Por Fabián Banga
El otoño comienza a regalarnos hojas resecas en estos pagos del norte; alfombras de opacos comienzan a cubrir aceras y patios, prediciendo el invierno seco del pacífico. Distinto invierno al nuestro, pampeano, con sus constantes garúas grises. Aquí el invierno es opaco; más bien, rojizo opaco. Por otro lado, el invierno nuestro está cargado de la rigurosidad de relatos de Rodolfo Walsh, es impregnate y saturante, agudo, de esquina en lo transversal de la pared, católico. El invierno aquí es un invierno de Edgar Allan Poe, plano y ventoso, somnoliento a la siesta, con cuervos y bosques, puritano. Es por esta razón que aquí hay Halloween antes de los fríos, y en Argentina hay Carnaval antes de las lluvias. Halloween está muy cerca de “hallow”, que está muy cerca de “sacro”. En cambio nuestro Carnaval al otro lado del planeta y al otro lado del calendario está más cerca de la “carne”. En el Sur, agua y cuerpos mojados en los últimos días cálidos del año; en el Norte, niños saliendo a buscar chocolates disfrazados de fantasmas.

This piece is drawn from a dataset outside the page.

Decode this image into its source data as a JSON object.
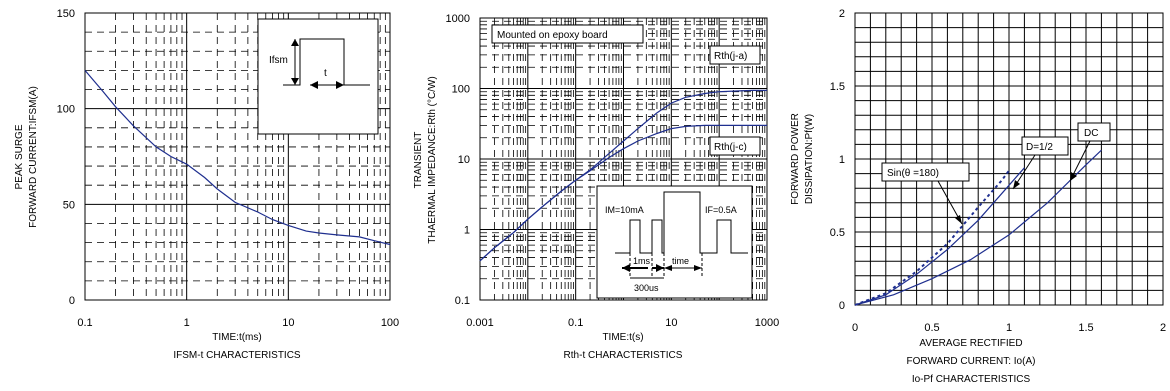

Fantasmas y caretas en los dos casos preservan una diversidad enriquecedora y multicolor que hoy en día se nos ofrece a gusto y placer personal en los cientos de canales que se esconden en el control remoto de los televisores cosmopolitas. Y para justificar y sustentar esta idea, se manda a alguno de los nuestros a tierras de los otros. Para que no quede duda que lo lejano es real. Se puede mandar a un equipo de fútbol, a un jugador de tenis o a soldados para que plasmen nuestra presencia en territorio foráneo. ¿Pero hasta qué punto esta coincidencia física, plantea una coincidencia de entendimiento? ¿Hasta qué punto que un corresponsal nuestro viaje a un país desconocido y nos traiga alguna imagen, implica que nosotros desde nuestra biósfera cultural podamos entender ese trofeo mediático? ¿Cómo le explicamos a un extranjero lo que es un biscochito?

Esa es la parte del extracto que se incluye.